Una y otra vez me contaban cómo las personas perdían oportunidades de negocio y se les negaba el acceso a servicios básicos con los controles de seguridad. Más de 60 estudiantes discapacitados que van a un colegio para alumnos con necesidades especiales quedaron atrapados en el atasco, sentados durante horas bajo el sol de mediodía y en temperaturas que rondaban los 32 grados centígrados.

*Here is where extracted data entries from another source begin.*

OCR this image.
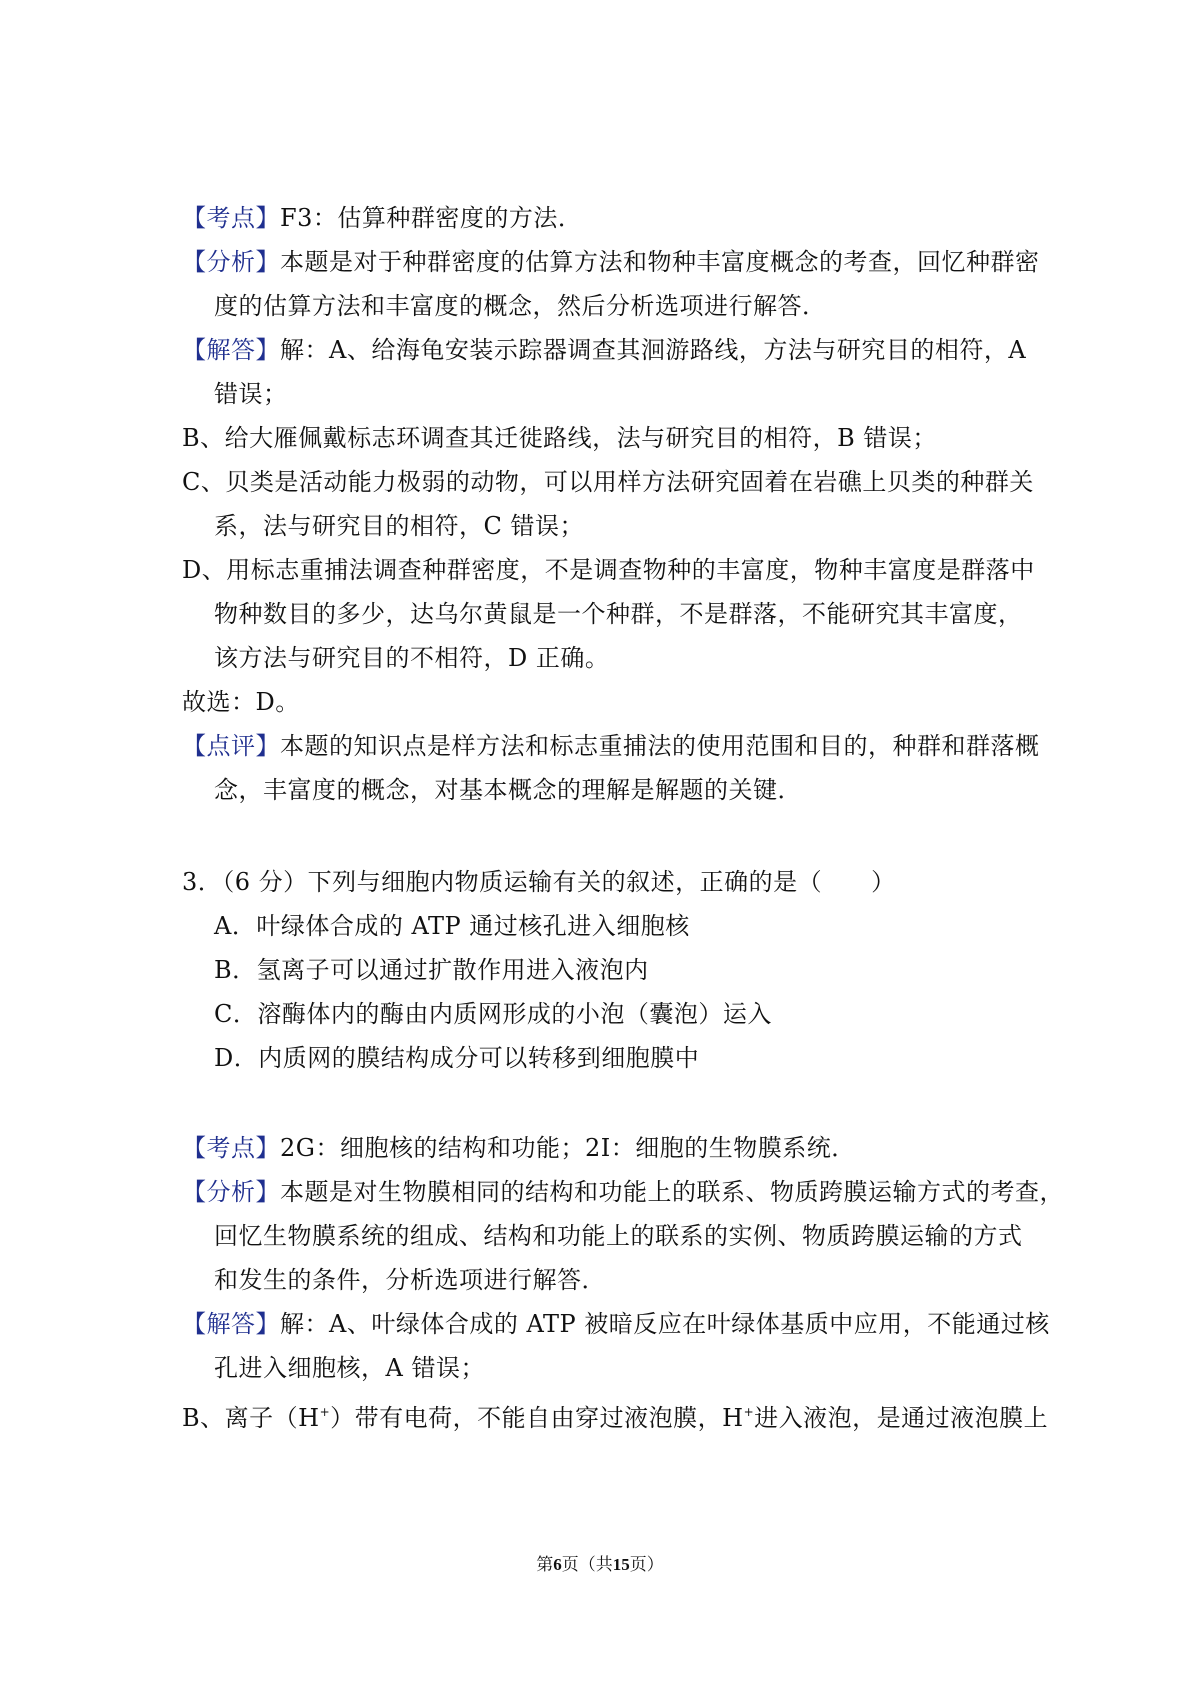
【考点】F3：估算种群密度的方法．
【分析】本题是对于种群密度的估算方法和物种丰富度概念的考查，回忆种群密
度的估算方法和丰富度的概念，然后分析选项进行解答．
【解答】解：A、给海龟安装示踪器调查其洄游路线，方法与研究目的相符，A
错误；
B、给大雁佩戴标志环调查其迁徙路线，法与研究目的相符，B 错误；
C、贝类是活动能力极弱的动物，可以用样方法研究固着在岩礁上贝类的种群关
系，法与研究目的相符，C 错误；
D、用标志重捕法调查种群密度，不是调查物种的丰富度，物种丰富度是群落中
物种数目的多少，达乌尔黄鼠是一个种群，不是群落，不能研究其丰富度，
该方法与研究目的不相符，D 正确。
故选：D。
【点评】本题的知识点是样方法和标志重捕法的使用范围和目的，种群和群落概
念，丰富度的概念，对基本概念的理解是解题的关键．
3．（6 分）下列与细胞内物质运输有关的叙述，正确的是（　　）
A．叶绿体合成的 ATP 通过核孔进入细胞核
B．氢离子可以通过扩散作用进入液泡内
C．溶酶体内的酶由内质网形成的小泡（囊泡）运入
D．内质网的膜结构成分可以转移到细胞膜中
【考点】2G：细胞核的结构和功能；2I：细胞的生物膜系统．
【分析】本题是对生物膜相同的结构和功能上的联系、物质跨膜运输方式的考查，
回忆生物膜系统的组成、结构和功能上的联系的实例、物质跨膜运输的方式
和发生的条件，分析选项进行解答．
【解答】解：A、叶绿体合成的 ATP 被暗反应在叶绿体基质中应用，不能通过核
孔进入细胞核，A 错误；
B、离子（H+）带有电荷，不能自由穿过液泡膜，H+进入液泡，是通过液泡膜上
第6页（共15页）
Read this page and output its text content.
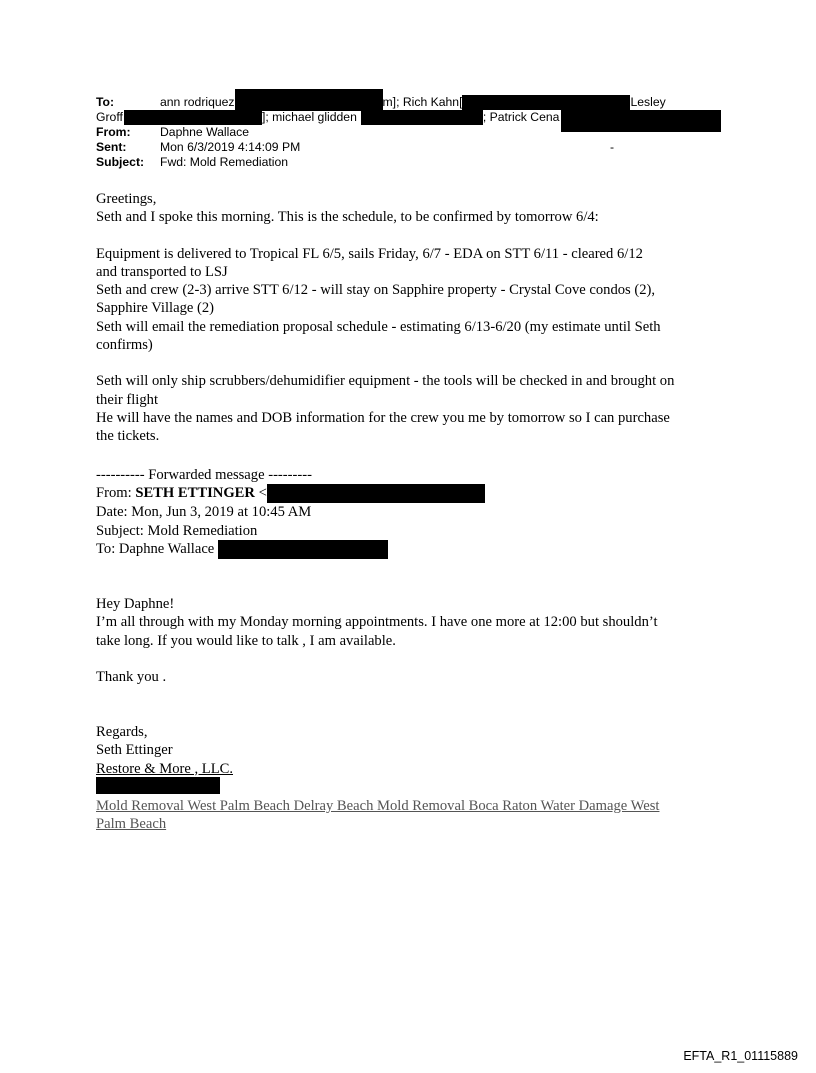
To:	ann rodriquez	m]; Rich Kahn[	Lesley
Groff	]; michael glidden	; Patrick Cena
From: Daphne Wallace
Sent:	Mon 6/3/2019 4:14:09 PM	-
Subject: Fwd: Mold Remediation

Greetings,

Seth and I spoke this morning. This is the schedule, to be confirmed by tomorrow 6/4:

Equipment is delivered to Tropical FL 6/5, sails Friday, 6/7 - EDA on STT 6/11 - cleared 6/12

and transported to LSJ

Seth and crew (2-3) arrive STT 6/12 - will stay on Sapphire property - Crystal Cove condos (2),

Sapphire Village (2)

Seth will email the remediation proposal schedule - estimating 6/13-6/20 (my estimate until Seth

confirms)

Seth will only ship scrubbers/dehumidifier equipment - the tools will be checked in and brought on

their flight

He will have the names and DOB information for the crew you me by tomorrow so I can purchase

the tickets.

---------- Forwarded message ---------

From: SETH ETTINGER <

Date: Mon, Jun 3, 2019 at 10:45 AM

Subject: Mold Remediation

To: Daphne Wallace

Hey Daphne!

I’m all through with my Monday morning appointments. I have one more at 12:00 but shouldn’t

take long. If you would like to talk , I am available.

Thank you .

Regards,

Seth Ettinger

Restore & More , LLC.

Mold Removal West Palm Beach Delray Beach Mold Removal Boca Raton Water Damage West

Palm Beach

EFTA_R1_01115889
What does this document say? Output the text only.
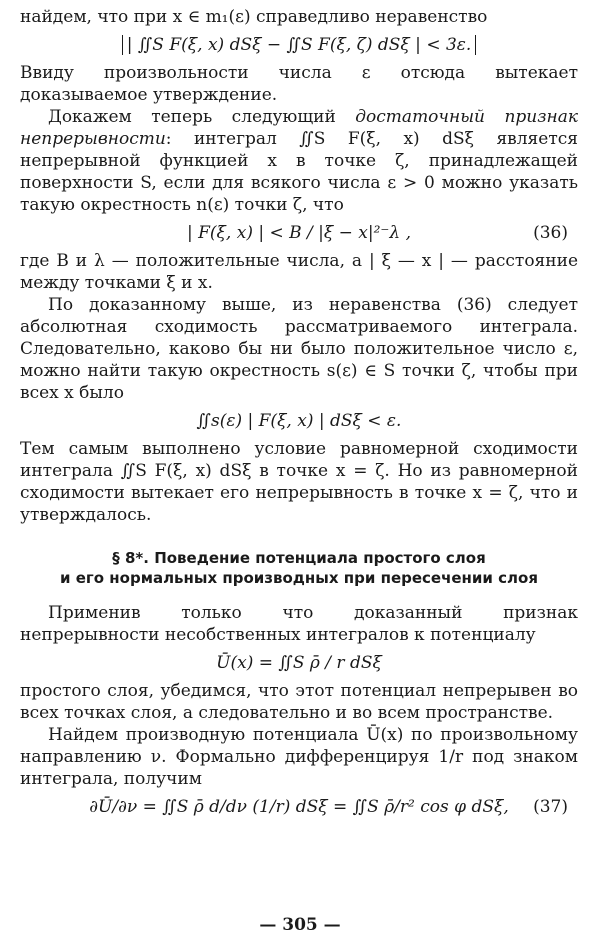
найдем, что при x ∈ m₁(ε) справедливо неравенство

| ∬S F(ξ, x) dSξ − ∬S F(ξ, ζ) dSξ | < 3ε.

Ввиду произвольности числа ε отсюда вытекает доказываемое утверждение.

Докажем теперь следующий достаточный признак непрерывности: интеграл ∬S F(ξ, x) dSξ является непрерывной функцией x в точке ζ, принадлежащей поверхности S, если для всякого числа ε > 0 можно указать такую окрестность n(ε) точки ζ, что

| F(ξ, x) | < B / |ξ − x|²⁻λ ,	(36)

где B и λ — положительные числа, а | ξ — x | — расстояние между точками ξ и x.

По доказанному выше, из неравенства (36) следует абсолютная сходимость рассматриваемого интеграла. Следовательно, каково бы ни было положительное число ε, можно найти такую окрестность s(ε) ∈ S точки ζ, чтобы при всех x было

∬s(ε) | F(ξ, x) | dSξ < ε.

Тем самым выполнено условие равномерной сходимости интеграла ∬S F(ξ, x) dSξ в точке x = ζ. Но из равномерной сходимости вытекает его непрерывность в точке x = ζ, что и утверждалось.

§ 8*. Поведение потенциала простого слоя
и его нормальных производных при пересечении слоя

Применив только что доказанный признак непрерывности несобственных интегралов к потенциалу

Ū(x) = ∬S ρ̄ / r dSξ

простого слоя, убедимся, что этот потенциал непрерывен во всех точках слоя, а следовательно и во всем пространстве.

Найдем производную потенциала Ū(x) по произвольному направлению ν. Формально дифференцируя 1/r под знаком интеграла, получим

∂Ū/∂ν = ∬S ρ̄ d/dν (1/r) dSξ = ∬S ρ̄/r² cos φ dSξ, (37)
— 305 —
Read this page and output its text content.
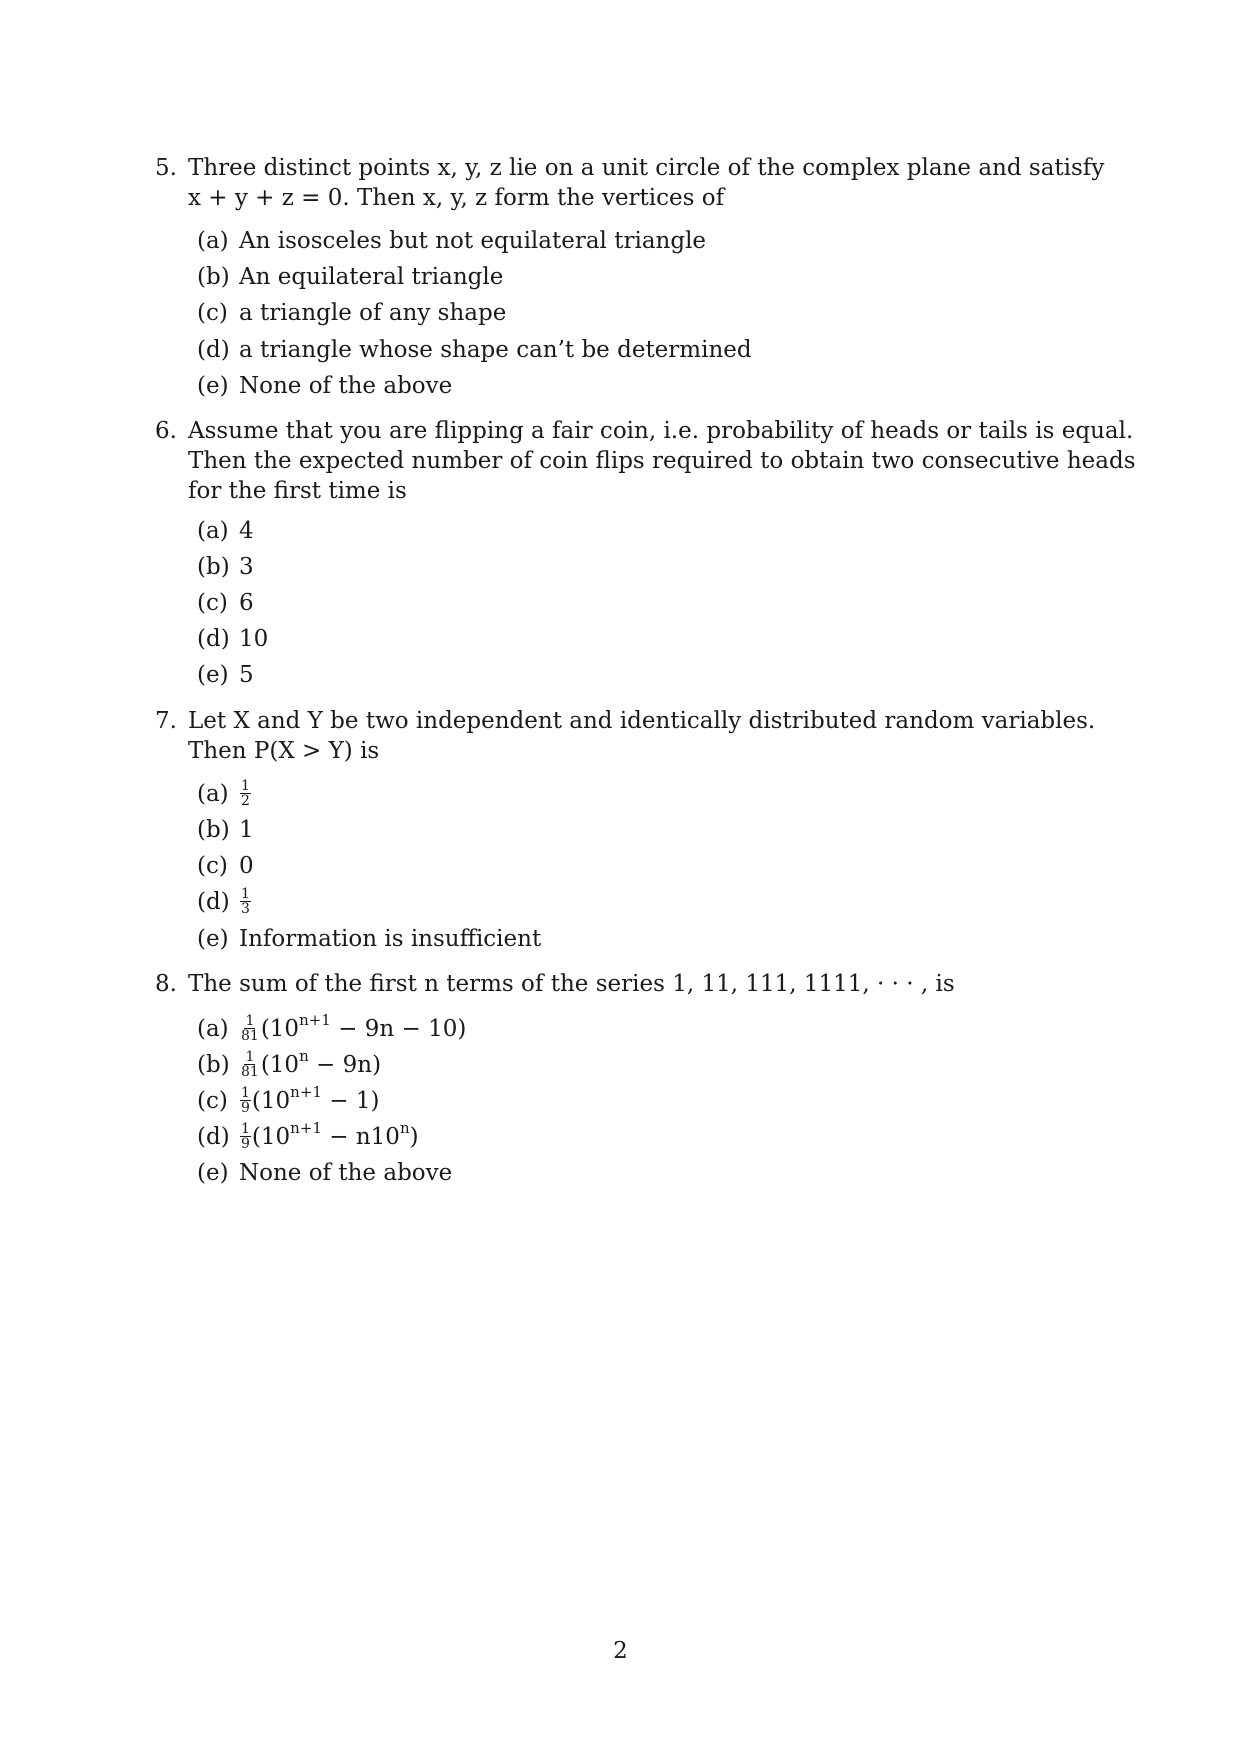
5. Three distinct points x, y, z lie on a unit circle of the complex plane and satisfy
x + y + z = 0. Then x, y, z form the vertices of
(a) An isosceles but not equilateral triangle
(b) An equilateral triangle
(c) a triangle of any shape
(d) a triangle whose shape can’t be determined
(e) None of the above
6. Assume that you are flipping a fair coin, i.e. probability of heads or tails is equal.
Then the expected number of coin flips required to obtain two consecutive heads
for the first time is
(a) 4
(b) 3
(c) 6
(d) 10
(e) 5
7. Let X and Y be two independent and identically distributed random variables.
Then P(X > Y) is
$(a) \frac{1}{2}$
(b) 1
(c) 0
$(d) \frac{1}{3}$
(e) Information is insufficient
8. The sum of the first n terms of the series 1, 11, 111, 1111, · · · , is
$(a) \frac{1}{81} (10^{n+1} - 9n - 10)$
$(b) \frac{1}{81} (10^n - 9n)$
$(c) \frac{1}{9} (10^{n+1} - 1)$
$(d) \frac{1}{9} (10^{n+1} - n10^n)$
(e) None of the above
2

Al parecer, para Huda Muhammad Darwish, de 65 años, la espera tuvo consecuencias trágicas. La madrugada del lunes se certificó su muerte; había ingresado en el hospital por por dificultades respiratorias. Sus familiares habían intentado llevarla rápidamente a urgencias, pero permanecieron retenidos unos 30 minutos en el control de seguridad, según medios de comunicación locales.
Estos bloqueos y cortes de carretera son discriminatorios e ilegales, pues vulneran las obligaciones contraídas por Israel en virtud del Pacto Internacional de Derechos Civiles y Políticos. No se pueden justificar en nombre de la seguridad ni las restricciones arbitrarias a la libertad de circulación ni otras violaciones de derechos humanos.
Lo que vi en Issawiya fue un castigo colectivo a miles de personas; no hay otra forma de describirlo.
Jacob Burns es auxiliar de investigación y acción de Amnistía Internacional sobre Israel y Palestina.
Este artículo se publicó originalmente en Global Post.